Moreover, we plan to scale all this experience by launching new locations in Kyiv and Warsaw, which we are currently working on. Let’s not run ahead, because first we want to develop a truly unique product for the European market and present it there as a Ukrainian project. Regarding the forecasts of the co-working space industry in Ukraine for 2023, these are undoubtedly the leading positions of flexible system operators. The final decline of the shell & core format, when companies with 100-200 employees come into the office, do their renovations, and spend a lot of time setting up relations with the landlord and waiting for his understanding. Small niche players will appear, but those that cannot guarantee residents quality, stability, and security will close.”
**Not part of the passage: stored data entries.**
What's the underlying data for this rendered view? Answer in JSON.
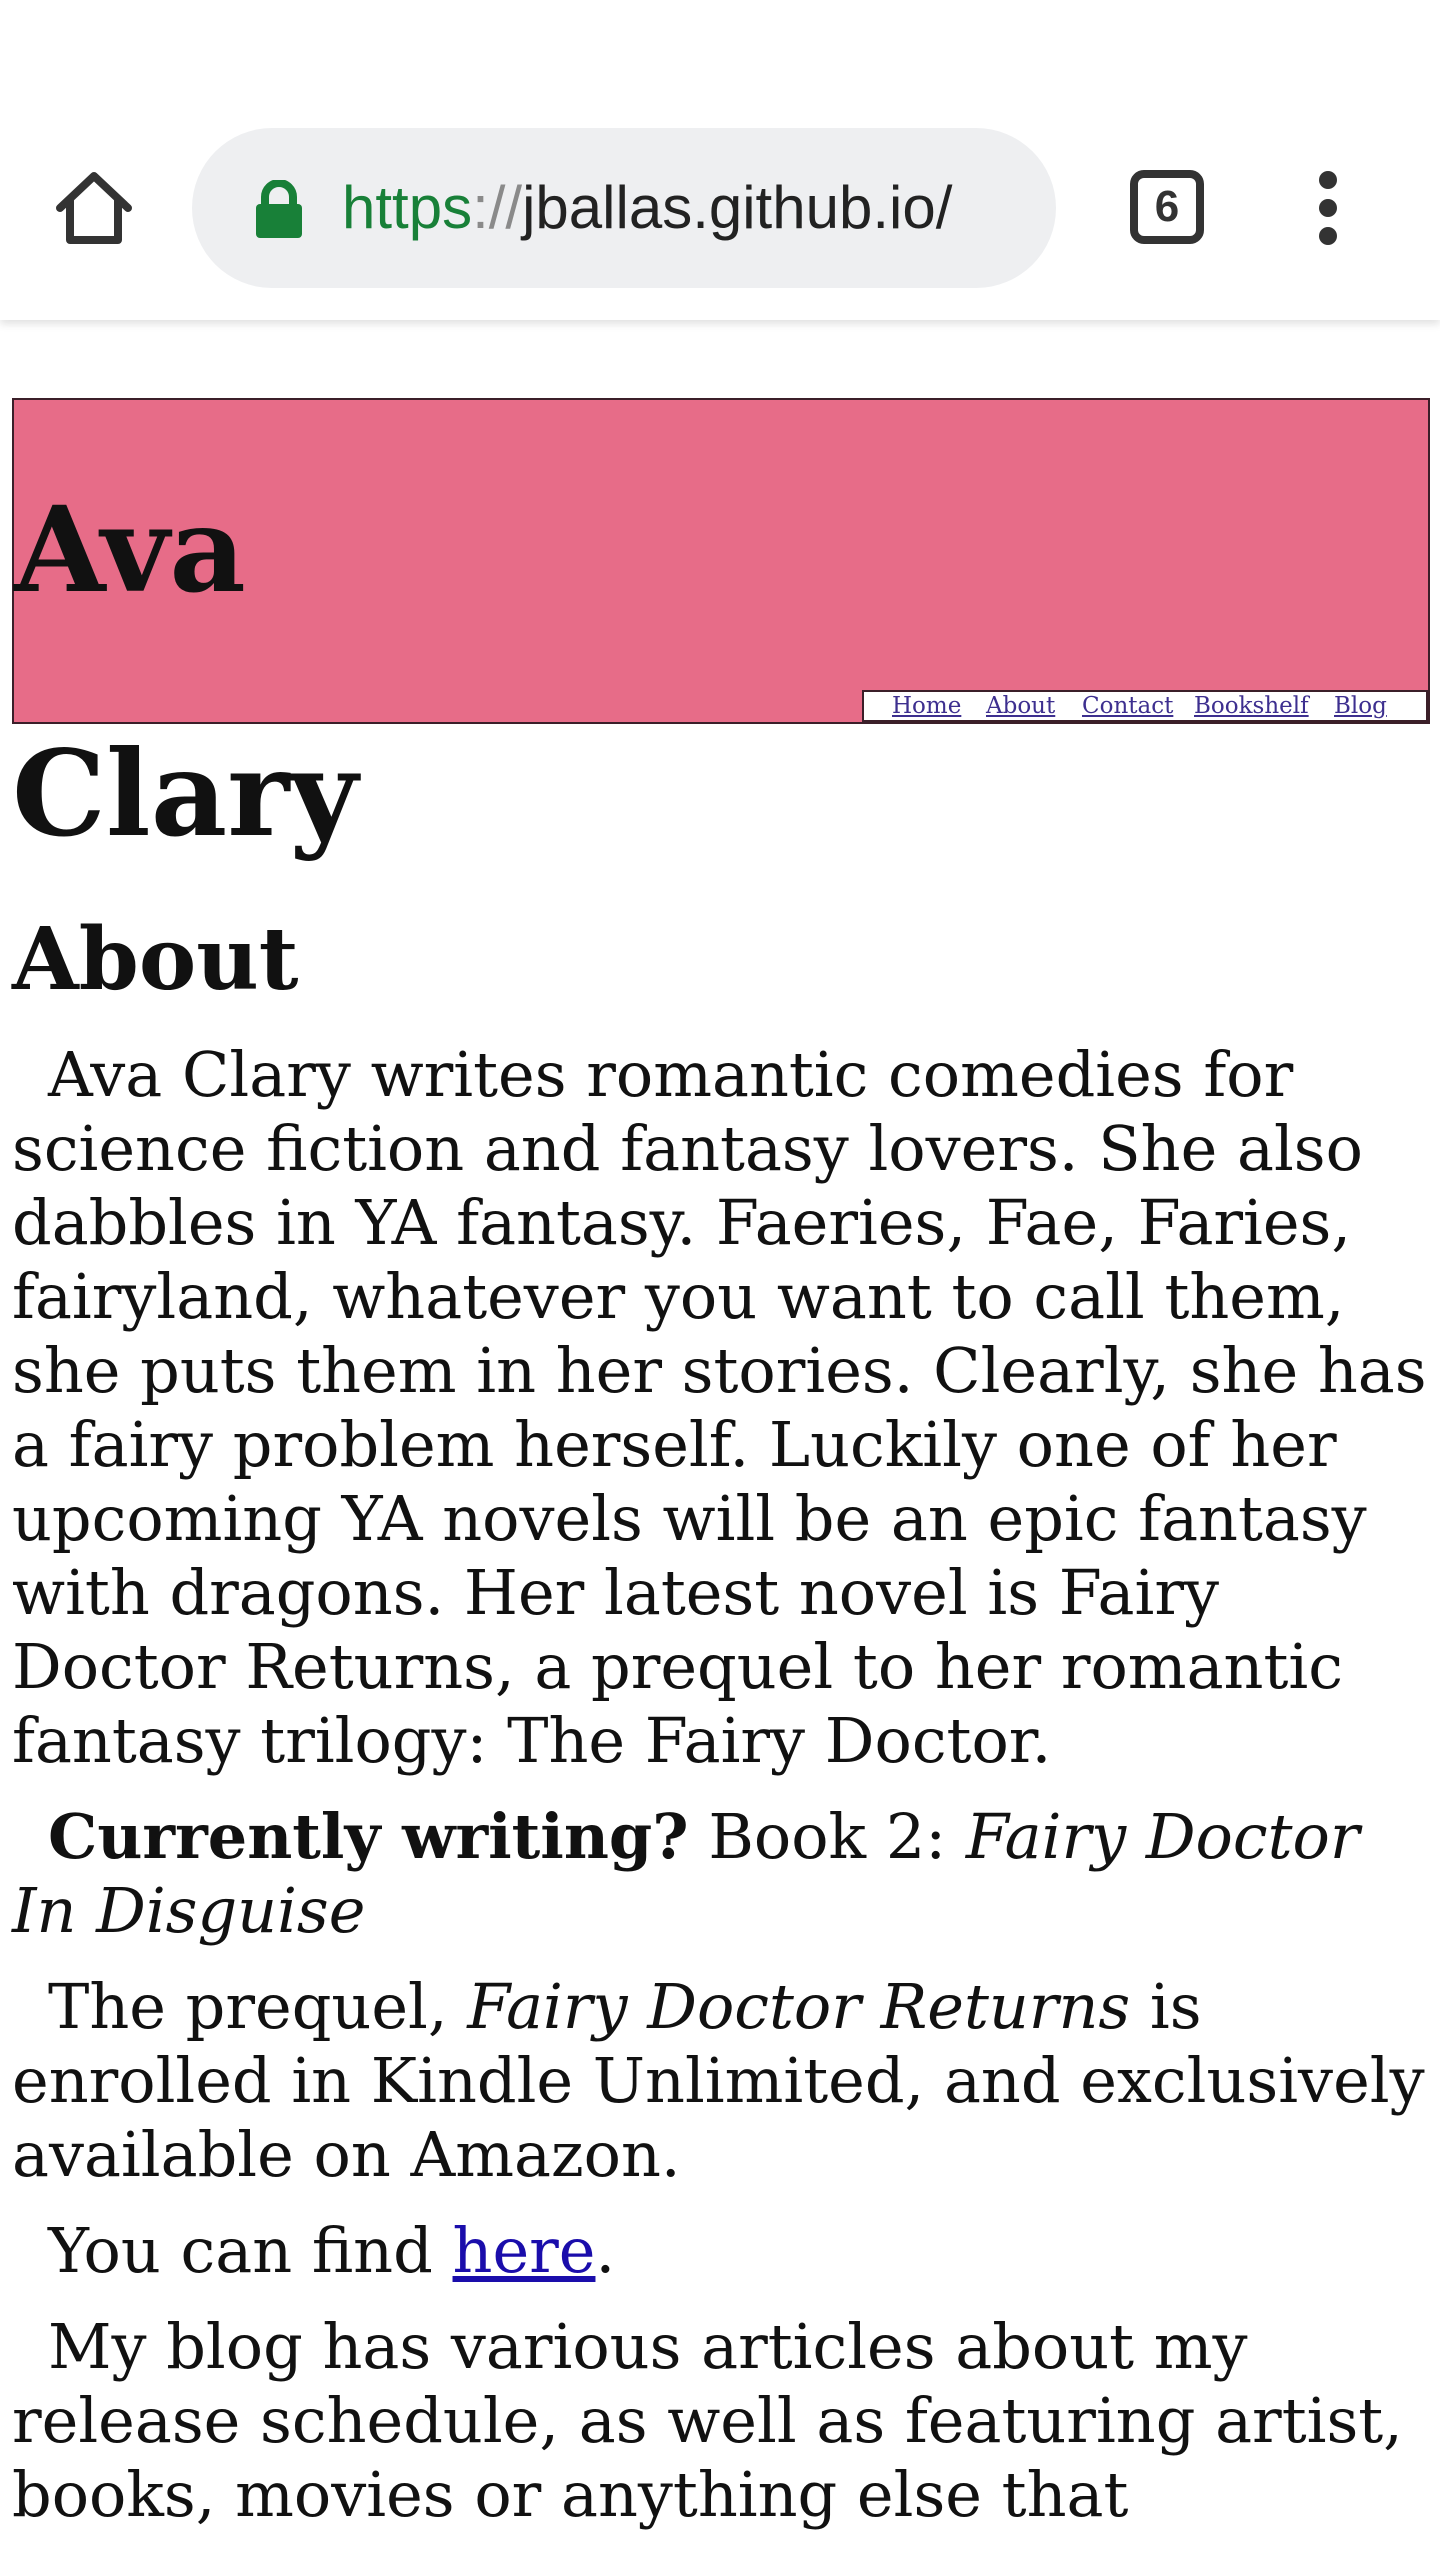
{
  "browser": {
    "url_scheme": "https",
    "url_separator": "://",
    "url_host": "jballas.github.io/",
    "tab_count": "6",
    "icons": {
      "home": "home-icon",
      "lock": "lock-icon",
      "tabs": "tabs-icon",
      "menu": "more-vert-icon"
    },
    "colors": {
      "lock": "#188038",
      "scheme": "#188038"
    }
  },
  "header": {
    "title": "Ava",
    "background_color": "#e76c88",
    "nav": [
      {
        "label": "Home"
      },
      {
        "label": "About"
      },
      {
        "label": "Contact"
      },
      {
        "label": "Bookshelf"
      },
      {
        "label": "Blog"
      }
    ]
  },
  "main": {
    "title_continued": "Clary",
    "section_heading": "About",
    "intro": "Ava Clary writes romantic comedies for science fiction and fantasy lovers. She also dabbles in YA fantasy. Faeries, Fae, Faries, fairyland, whatever you want to call them, she puts them in her stories. Clearly, she has a fairy problem herself. Luckily one of her upcoming YA novels will be an epic fantasy with dragons. Her latest novel is Fairy Doctor Returns, a prequel to her romantic fantasy trilogy: The Fairy Doctor.",
    "currently": {
      "label": "Currently writing?",
      "prefix": " Book 2: ",
      "book": "Fairy Doctor In Disguise"
    },
    "prequel": {
      "prefix": "The prequel, ",
      "book": "Fairy Doctor Returns",
      "suffix": " is enrolled in Kindle Unlimited, and exclusively available on Amazon."
    },
    "find": {
      "prefix": "You can find ",
      "link": "here",
      "suffix": "."
    },
    "blog": "My blog has various articles about my release schedule, as well as featuring artist, books, movies or anything else that"
  }
}
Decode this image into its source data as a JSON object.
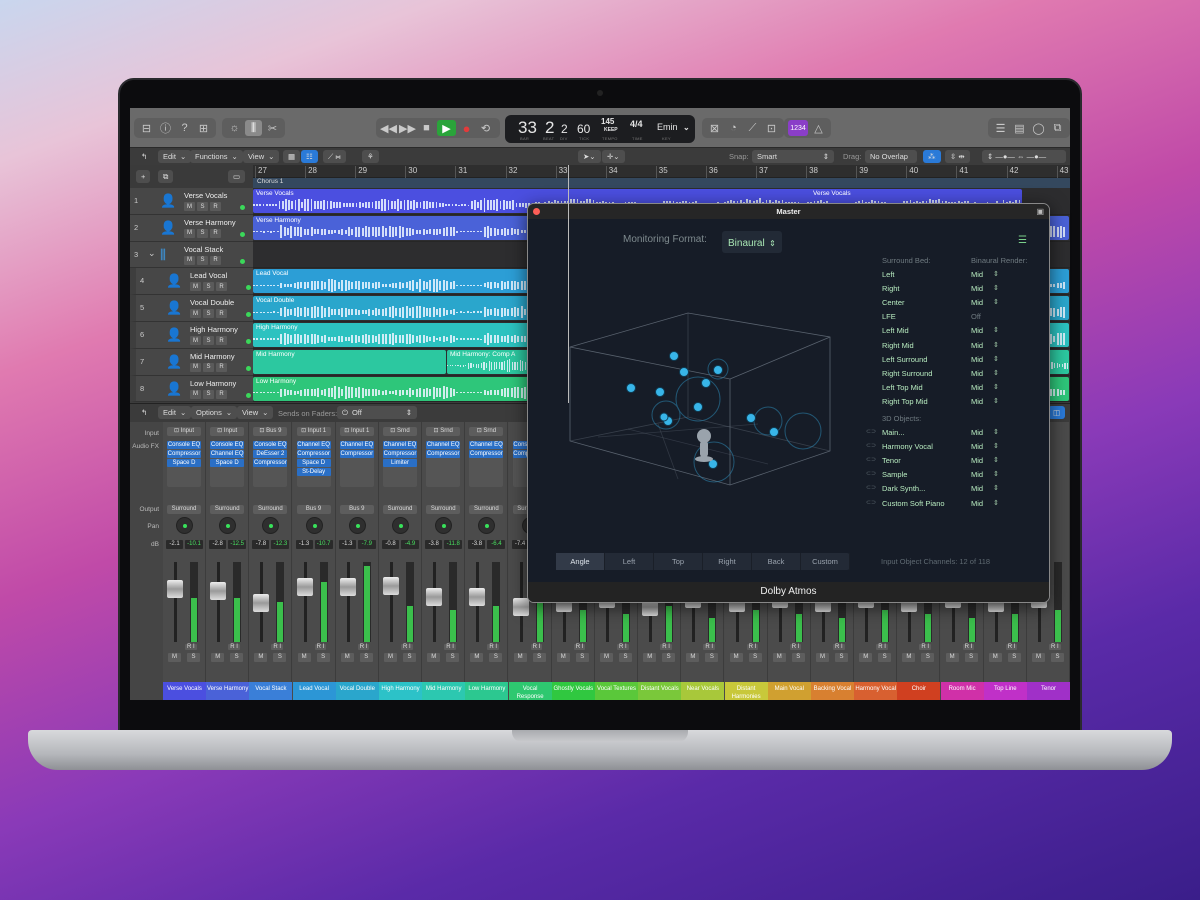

Levon Papoyan: “It is difficult to make forecasts in wartime. Any forecast may not be realized the very next day. Judging by the current situation, the market will slowly but surely fill up. Rental rates will not increase, rather, landlords will become less flexible in the negotiation process. Rapid growth will be observed after the victory of the Ukraine Armed Forces, both due to the fact that many companies will begin to return their personnel from other countries, and due to new business. And here the rates can increase significantly, because at a certain stage the demand can exceed the supply.”
Yulia Lytvynenko: “Unfortunately, the situation will remain difficult and difficult to predict. Many businesses and entrepreneurs are returning to offices because it is important for them to have a stable place to work with light and the Internet, but the further development of their behavior is very much related to the course of the war. We do not try to look into a magic bullet, but try to adapt to situations as quickly as possible. If previously the main priority was network development, now we are focused on business support and stable operation of existing locations. But the most important thing remains – we continue to work and continue to believe in victory. Entrepreneurs need quality workplaces, and we remain on their side in 2023.”